The region's administrative offices are located in the Polesian National Park in Poland, the Shatskyi National Nature Park in Ukraine, and the Pribuzskoye Polesia in Belarus.

==History==
In 1983, the Shatsk National Nature Park was established to protect rare natural complexes in the Shatsk Lakes region. The national park contained 48,977 hectares of area, and in 2002, it was used as a basis to create the Shatskiy Biosphere Reserve, designated by UNESCO.

In 1990, in Poland, the Polesia National Park was created to preserve wetland forests, meadows and non-forested peatlands. On the Belarus side, by 2004, the Pribuzhskoe Polesia biosphere reserve was established.

In 2011, the governments of Belarus, Poland and Ukraine signed an agreement to use areas from each country to create a transboundary nature reserve. The previously established Shatskiy Biosphere Reserve in Ukraine, Polesia National Park in Poland, and Pribuzhskoye Polesie Biosphere Reserve in the Brest Oblast of Belarus were used as the basis to form the West Polesia Biosphere Reserve.

All three countries applied to include the reserve in UNESCO's World Network of Biosphere Reserves. During the 24th session of the UNESCO's International Coordinating Council for their Man and the Biosphere Programme, they considered and approved the reserve's application. In 2012, the West Polesia Transboundary Biosphere Reserve was officially certified as a part of the World Network of Biosphere Reserves.

==Geography==
The reserve covers an area of 263,016 hectares: 139,917 hectares of the area are in Poland, 75,075 hectares are in Ukraine, and 48,024 hectares are in Belarus. It includes a core area, as well as a buffer and transition zone which make up a majority of the reserve. According to the Krugloye government, it is the "biggest protected natural reserve in the Central European Biogeographical Region."

The region contains more than 100 lakes, including 62 in Poland, 28 in Ukraine, and more than 20 in Belarus. There are both boreal coniferous forests and temperate zone deciduous forests on the reserve, as well as marshes, meadows, swamps, and peat bogs.

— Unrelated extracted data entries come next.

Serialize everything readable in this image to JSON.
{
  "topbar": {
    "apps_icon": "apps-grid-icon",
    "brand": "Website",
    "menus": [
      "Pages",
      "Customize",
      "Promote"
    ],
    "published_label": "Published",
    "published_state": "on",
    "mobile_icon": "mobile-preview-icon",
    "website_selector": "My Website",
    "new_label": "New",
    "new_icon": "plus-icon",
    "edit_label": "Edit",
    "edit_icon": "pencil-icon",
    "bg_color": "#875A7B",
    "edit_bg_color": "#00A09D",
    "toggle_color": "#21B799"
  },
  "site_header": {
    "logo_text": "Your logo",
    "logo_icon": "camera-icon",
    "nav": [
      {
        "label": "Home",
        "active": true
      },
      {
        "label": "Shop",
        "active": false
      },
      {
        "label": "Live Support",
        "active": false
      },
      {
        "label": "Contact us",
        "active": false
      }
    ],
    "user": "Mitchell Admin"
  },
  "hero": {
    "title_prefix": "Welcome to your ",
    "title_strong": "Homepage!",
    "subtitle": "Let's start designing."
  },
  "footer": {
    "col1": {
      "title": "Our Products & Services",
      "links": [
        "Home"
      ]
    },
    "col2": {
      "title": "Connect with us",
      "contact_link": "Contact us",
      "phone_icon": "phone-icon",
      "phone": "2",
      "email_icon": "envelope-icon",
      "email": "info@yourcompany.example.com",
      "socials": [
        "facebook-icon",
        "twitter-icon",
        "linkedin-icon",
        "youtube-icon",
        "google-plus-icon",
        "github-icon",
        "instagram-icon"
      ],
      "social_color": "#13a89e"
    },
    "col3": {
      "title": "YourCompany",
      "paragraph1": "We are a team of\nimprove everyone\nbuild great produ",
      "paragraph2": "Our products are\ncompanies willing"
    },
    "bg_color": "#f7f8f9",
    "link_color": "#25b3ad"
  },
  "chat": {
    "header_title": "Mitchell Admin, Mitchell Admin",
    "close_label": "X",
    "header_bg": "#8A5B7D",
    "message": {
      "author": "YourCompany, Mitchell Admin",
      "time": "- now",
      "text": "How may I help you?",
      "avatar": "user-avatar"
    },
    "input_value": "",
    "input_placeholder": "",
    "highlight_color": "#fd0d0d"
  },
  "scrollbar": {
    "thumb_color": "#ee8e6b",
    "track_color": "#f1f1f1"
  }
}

The Polish Łęczna Lakeland Landscape Park and Sobibór Landscape Park are located on the reserve. The railway line from Brest, Belarus to Włodawa, Poland runs through the region's forests. The reserve's administrative offices are located in the Poleski National Park in Poland, the Shatskyi National Nature Park in Ukraine, and the Pribuzskoye Polesia in Belarus.

==Flora and fauna==
The reserve is home to endangered species identified by Poland, Belarus and Ukraine, as well as internationally designated endangered species, including the Aquatic warbler (Acrocephalus paludicola) bird. The Marsh Sandpiper (Tringa stagnatilis) and Eurasian crane (Grus grus) species of birds also use the area as a breeding ground.

The region covers important migratory pathways for birds, including a north–south pathway from the White Sea to the Baltic Sea to the Mediterranean Sea, and east–west migration. The plant species Atocion armeria and Festuca polessica are native to the area.

==Population and culture==
As of 2019, there are an estimated 68,000 people that live within the reservation's buffer and transition zones. Culturally, the area mixes both eastern and western European influences. The economy is mainly driven by agriculture, forestry, fishing, tourism and recreation. The reserve also hosts wooden architecture and buildings that are traditional to the Polesia region.